飛距離は同じでも、弾道の質が変わってしまう
クラブフィッター小倉です。常連のお客様からのアイアンに関するご相談が今回のテーマです。「最近どうもアイアンが飛ばなくなってきた。昔と比べて1番手以上飛ばない。今流行の飛び系アイアンに替えようと思うのだがどうだろう」というのがご相談の内容。この方は、ゴルフ歴は長く、若い時は片手シングルまで上り詰めた、いわばアスリートシニア。どのクラブもそつなく打たれるのですが、アイアンの飛距離が出なくなってから、力が入ってしまうらしく、最近は不調が続いているといいます。

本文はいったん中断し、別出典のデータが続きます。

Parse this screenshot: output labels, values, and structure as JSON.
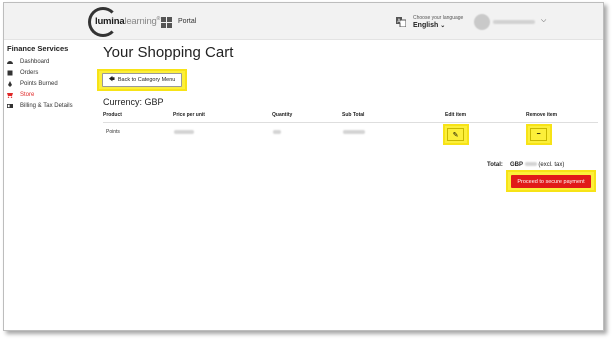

飛距離を維持したい、もっと飛ばしたいというのは、年齢に関係なくほとんどのゴルファーが持つ願望だとは思います。ですが、さすがに加齢に伴う飛距離減は、なだらかにすることはできても逆らうことはとても難しいことです。個人的には、その流れに逆らわず、クラブで対応することがスコアや調子を維持するカギかなと思います。
今回のご相談は、アイアンの飛距離ですが、確かに飛び系のアイアンに替えることで番手の飛距離を維持することは可能だとは思います。ですが弾道の質が変わってしまうため、同じ番手で打てたとしても、若いころと同じような弾道でコースを攻略することはできないでしょう。慣れてしまえば、対応もできるとは思いますが、それなりの練習は必要になります。それであれば、飛距離減を受け入れつつ、キャリーが出にくくなったロングアイアンを抜き、そこにボールの上がりやすいショートウッドやウッド型UTを組み込んで、高さでボールを止めるセッティングに替えたほうが、対応がしやすいのでお勧めです。
飛ばなくなったと感じているタイミングでアイアンを替える場合は、ヘッドはもちろんシャフトにも気を使いたいところ。飛ばなくなったからといきなり軽量のモデルにするのは、お勧めできません。現状のアイアンの飛距離が、出る出ないは置いておき、ある程度ミートできているのであれば、クラブの総重量は軽くせず、シャフトのフレックスを軟らかくするのがおすすめです。
急に重量を軽くしてしまうと、ミート率が下がってしまい、飛距離性能が高いアイアンを購入してもかえって飛ばなくなってしまったり、弾道が安定しなくなってしまったりする可能性があります。どうしても今のアイアンが重くてダフってしまうといったミスが多い場合は、10~20gぐらい軽いシャフトを装着したモデルを選ぶのがよいでしょう。
アイアンは、あくまでグリーンを「狙う」クラブです。飛距離が出たからといってスコアがよくなるわけではありません。アイアンにこだわるのも良いとは思いますが、あくまでスコアにこだわるなら、他のクラブを活用するほうが賢明でしょう。今はロングアイアン、ミドルアイアンの代わりになるクラブが複数ありますので、そういったクラブを活用するほうが、よりラクに、より楽しくプレーができるかなと思います。